Wild Spirit, which art moving everywhere;
Destroyer and preserver; hear, oh, hear!
Destroyer and preserver; hear, oh, hear!
About This Quote
These lines open Percy Bysshe Shelley’s “Ode to the West Wind” (1819), a lyric invocation addressed to the autumn wind. Shelley wrote the poem in Italy during a period of intense political disillusionment and personal strain, and the ode channels that turbulence into a ritual-like appeal to a natural force imagined as both violent and regenerative. The speaker calls on the West Wind as a roaming “Spirit” whose seasonal power strips the world down even as it prepares renewal. The apostrophic “hear, oh, hear!” establishes the poem’s prayerful, incantatory tone and frames the wind as an agent capable of answering human desire and transforming the poet’s voice.
Interpretation
The “Wild Spirit” is the West Wind personified as an elemental intelligence that moves through all realms—earth, sky, and sea—making it “moving everywhere.” Calling it both “Destroyer and preserver” captures Shelley’s central paradox: the same force that scatters dead leaves and drives storms also carries “seeds” toward future spring.

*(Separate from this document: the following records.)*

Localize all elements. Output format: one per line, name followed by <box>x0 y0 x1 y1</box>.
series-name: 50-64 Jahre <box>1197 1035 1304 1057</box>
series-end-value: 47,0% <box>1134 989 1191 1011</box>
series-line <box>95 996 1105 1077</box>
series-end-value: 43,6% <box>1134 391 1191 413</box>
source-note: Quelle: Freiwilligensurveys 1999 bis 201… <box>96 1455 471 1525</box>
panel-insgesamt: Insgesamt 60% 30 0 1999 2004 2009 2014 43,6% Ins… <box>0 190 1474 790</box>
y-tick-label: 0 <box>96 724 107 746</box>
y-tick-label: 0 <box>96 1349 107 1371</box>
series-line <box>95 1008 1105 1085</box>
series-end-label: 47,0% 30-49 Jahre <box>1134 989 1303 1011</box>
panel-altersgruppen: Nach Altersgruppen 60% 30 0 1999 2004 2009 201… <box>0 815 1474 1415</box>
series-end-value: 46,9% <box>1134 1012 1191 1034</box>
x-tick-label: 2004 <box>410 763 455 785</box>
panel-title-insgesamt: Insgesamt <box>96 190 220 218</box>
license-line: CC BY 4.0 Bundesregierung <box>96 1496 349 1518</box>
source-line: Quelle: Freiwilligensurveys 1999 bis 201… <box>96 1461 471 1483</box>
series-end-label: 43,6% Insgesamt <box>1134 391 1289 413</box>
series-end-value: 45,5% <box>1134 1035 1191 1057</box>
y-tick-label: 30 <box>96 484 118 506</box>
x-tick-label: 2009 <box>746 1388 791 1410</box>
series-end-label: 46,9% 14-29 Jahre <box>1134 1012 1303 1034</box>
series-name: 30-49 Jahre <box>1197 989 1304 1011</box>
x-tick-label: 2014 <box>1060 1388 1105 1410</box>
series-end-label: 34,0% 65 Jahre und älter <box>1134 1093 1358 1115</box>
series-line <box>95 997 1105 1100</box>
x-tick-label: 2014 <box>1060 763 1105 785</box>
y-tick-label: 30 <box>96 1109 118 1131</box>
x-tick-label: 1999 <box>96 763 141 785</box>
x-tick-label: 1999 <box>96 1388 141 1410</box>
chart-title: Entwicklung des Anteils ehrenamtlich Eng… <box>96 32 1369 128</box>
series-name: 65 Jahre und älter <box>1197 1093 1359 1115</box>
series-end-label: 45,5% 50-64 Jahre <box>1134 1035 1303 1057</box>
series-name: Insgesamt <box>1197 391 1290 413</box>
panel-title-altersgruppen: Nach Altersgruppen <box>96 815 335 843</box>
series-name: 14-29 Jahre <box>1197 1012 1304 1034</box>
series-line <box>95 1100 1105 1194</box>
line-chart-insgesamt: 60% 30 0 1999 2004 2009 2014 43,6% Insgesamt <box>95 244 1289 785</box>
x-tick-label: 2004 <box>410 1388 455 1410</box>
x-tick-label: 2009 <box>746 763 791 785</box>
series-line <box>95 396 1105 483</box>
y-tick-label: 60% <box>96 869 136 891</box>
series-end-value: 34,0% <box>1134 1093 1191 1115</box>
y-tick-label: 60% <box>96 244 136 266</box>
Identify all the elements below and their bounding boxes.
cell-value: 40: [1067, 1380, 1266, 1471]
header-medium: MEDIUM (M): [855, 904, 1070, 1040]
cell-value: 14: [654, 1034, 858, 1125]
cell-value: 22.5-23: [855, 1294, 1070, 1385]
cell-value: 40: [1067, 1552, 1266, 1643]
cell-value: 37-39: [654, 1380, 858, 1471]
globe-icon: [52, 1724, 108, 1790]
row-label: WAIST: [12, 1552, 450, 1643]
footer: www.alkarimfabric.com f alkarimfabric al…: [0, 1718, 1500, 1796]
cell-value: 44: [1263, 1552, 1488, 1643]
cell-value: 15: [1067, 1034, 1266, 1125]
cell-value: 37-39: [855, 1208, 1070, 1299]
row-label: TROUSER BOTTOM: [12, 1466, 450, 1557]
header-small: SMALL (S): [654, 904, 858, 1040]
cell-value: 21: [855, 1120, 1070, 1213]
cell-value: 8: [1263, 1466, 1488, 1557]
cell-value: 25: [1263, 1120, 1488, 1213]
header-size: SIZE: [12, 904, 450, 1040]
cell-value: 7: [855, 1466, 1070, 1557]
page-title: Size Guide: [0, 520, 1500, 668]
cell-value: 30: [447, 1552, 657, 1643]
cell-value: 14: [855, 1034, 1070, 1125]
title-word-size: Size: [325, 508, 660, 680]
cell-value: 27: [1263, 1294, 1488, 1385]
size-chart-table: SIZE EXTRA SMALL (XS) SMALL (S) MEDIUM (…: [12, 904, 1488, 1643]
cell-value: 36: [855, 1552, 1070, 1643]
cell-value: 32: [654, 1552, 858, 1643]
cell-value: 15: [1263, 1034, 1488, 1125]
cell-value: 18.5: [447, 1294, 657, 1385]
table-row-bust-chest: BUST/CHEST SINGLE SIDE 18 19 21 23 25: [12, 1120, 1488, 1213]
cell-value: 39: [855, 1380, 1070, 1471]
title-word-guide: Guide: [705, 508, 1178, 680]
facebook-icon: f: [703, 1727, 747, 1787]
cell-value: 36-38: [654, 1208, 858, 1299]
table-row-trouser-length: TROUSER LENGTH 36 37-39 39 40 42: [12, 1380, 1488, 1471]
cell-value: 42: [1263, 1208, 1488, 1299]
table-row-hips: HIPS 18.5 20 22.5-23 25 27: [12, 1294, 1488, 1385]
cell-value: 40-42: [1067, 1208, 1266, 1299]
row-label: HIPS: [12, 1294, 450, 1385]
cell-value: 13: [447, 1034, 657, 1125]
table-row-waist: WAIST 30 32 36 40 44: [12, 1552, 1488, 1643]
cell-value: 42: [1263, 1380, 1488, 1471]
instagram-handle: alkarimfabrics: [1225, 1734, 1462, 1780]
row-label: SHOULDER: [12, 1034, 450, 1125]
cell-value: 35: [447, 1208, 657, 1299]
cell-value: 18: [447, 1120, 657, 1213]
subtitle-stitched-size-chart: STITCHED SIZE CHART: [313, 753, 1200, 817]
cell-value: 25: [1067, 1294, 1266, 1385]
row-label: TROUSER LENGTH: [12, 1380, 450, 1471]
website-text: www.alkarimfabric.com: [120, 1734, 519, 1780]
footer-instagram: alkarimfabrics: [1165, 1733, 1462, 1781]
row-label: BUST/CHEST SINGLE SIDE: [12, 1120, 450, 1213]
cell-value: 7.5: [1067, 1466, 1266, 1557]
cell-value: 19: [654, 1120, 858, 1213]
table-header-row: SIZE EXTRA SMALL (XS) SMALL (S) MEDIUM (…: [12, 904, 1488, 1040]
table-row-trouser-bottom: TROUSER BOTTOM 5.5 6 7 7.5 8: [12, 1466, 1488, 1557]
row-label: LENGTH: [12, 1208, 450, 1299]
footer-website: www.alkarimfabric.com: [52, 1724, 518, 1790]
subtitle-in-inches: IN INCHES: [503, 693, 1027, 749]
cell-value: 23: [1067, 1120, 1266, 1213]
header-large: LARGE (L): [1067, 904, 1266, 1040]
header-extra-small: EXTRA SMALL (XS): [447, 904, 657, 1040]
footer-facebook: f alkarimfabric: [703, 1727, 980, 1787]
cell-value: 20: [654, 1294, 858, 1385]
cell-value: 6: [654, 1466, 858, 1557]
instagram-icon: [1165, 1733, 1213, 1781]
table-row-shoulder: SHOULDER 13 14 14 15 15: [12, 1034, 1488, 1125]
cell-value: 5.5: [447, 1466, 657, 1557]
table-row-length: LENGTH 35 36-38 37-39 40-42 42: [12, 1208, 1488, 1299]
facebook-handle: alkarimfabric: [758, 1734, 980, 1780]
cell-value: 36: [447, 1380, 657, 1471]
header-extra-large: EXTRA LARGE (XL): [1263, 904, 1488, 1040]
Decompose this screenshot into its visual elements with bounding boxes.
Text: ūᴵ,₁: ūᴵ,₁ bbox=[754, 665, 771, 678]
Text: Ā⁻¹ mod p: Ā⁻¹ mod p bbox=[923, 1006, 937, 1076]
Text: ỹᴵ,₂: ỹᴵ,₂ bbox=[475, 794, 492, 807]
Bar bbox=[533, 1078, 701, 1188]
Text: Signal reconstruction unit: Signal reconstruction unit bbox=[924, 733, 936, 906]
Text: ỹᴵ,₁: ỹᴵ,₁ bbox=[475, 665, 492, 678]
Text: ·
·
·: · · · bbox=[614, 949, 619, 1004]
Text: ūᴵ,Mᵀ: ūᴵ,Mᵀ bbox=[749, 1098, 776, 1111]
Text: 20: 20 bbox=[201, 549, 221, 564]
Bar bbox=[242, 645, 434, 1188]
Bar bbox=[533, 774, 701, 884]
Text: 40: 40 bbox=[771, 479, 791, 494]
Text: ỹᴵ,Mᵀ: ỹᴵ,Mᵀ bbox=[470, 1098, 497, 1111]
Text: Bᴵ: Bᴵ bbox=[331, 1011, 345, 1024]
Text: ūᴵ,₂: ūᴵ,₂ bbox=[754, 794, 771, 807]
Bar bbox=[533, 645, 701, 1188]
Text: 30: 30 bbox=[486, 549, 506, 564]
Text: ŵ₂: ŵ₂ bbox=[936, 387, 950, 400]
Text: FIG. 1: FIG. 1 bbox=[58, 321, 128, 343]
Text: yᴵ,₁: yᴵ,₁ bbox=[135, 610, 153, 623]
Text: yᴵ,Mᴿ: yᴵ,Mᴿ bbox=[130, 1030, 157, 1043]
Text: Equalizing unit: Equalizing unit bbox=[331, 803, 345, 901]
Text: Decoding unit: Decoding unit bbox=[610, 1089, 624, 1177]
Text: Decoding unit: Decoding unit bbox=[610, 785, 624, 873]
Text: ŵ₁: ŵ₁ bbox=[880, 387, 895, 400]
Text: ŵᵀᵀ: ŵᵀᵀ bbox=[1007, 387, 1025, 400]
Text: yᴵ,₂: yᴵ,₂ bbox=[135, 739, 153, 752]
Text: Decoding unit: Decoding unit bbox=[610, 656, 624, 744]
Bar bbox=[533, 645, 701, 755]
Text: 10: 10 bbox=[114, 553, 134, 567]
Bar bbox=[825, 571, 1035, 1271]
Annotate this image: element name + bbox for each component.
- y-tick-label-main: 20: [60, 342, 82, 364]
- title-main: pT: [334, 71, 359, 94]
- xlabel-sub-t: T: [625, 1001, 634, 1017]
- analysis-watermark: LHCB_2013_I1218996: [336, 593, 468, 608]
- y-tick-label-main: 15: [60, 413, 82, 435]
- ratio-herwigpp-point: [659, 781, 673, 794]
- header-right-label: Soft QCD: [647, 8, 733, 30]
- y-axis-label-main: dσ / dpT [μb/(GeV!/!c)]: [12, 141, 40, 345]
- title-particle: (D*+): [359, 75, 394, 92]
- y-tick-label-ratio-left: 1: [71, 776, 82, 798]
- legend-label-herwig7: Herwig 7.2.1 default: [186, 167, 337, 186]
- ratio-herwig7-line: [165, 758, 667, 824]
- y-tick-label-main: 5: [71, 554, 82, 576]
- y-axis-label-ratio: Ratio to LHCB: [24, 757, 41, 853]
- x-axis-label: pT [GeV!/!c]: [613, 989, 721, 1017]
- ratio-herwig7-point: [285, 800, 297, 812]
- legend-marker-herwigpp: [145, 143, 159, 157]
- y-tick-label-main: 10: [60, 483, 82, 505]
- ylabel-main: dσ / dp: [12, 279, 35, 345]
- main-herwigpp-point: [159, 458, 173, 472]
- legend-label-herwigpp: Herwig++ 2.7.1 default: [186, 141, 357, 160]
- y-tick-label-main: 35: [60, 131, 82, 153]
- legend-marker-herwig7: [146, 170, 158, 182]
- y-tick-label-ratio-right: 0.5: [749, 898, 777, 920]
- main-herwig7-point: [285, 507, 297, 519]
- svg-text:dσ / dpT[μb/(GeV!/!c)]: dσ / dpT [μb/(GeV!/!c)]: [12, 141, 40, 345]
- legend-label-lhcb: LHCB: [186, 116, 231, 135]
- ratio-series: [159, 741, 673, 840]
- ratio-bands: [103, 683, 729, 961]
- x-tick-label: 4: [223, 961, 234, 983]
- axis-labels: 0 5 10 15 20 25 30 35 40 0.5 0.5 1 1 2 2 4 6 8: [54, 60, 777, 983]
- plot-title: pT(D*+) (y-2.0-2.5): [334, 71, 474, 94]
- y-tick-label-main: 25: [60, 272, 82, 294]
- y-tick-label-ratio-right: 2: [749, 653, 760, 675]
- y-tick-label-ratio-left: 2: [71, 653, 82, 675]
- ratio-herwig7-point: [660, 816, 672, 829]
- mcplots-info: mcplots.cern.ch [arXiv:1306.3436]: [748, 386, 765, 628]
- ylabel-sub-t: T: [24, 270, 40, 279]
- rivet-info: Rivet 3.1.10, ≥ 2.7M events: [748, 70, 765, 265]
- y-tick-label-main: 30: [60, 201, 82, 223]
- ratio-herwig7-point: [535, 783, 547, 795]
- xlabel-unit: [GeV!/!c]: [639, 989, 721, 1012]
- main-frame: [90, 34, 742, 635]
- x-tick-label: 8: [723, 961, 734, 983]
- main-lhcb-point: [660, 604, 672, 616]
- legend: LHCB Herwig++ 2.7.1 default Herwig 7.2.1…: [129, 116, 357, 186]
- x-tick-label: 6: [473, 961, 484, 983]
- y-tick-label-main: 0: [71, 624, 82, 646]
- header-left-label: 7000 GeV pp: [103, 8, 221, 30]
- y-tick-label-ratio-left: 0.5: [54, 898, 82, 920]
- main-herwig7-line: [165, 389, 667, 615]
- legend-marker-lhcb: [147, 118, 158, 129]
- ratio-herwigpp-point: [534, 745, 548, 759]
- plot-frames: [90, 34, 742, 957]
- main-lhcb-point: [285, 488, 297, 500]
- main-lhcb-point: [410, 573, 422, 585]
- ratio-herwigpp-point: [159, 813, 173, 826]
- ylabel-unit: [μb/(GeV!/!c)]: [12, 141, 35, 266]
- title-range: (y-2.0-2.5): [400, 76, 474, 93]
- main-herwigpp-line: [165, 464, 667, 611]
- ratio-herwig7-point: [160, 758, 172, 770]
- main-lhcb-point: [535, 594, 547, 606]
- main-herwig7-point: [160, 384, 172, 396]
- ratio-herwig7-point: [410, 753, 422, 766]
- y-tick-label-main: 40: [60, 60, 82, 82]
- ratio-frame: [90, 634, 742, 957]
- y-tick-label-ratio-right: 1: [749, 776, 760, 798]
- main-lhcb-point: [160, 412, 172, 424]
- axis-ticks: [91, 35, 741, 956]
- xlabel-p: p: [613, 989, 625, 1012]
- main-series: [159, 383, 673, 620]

The plea “hear, oh, hear!” signals that the poem is not mere description but a supplication for communion with power—an attempt to enlist nature’s cyclical energy for moral, imaginative, and (implicitly) political renewal. The lines set up the ode’s larger movement from observing the wind’s might to asking that might to animate the poet’s own words.
Source
Percy Bysshe Shelley, “Ode to the West Wind” (1819), Part I, opening lines.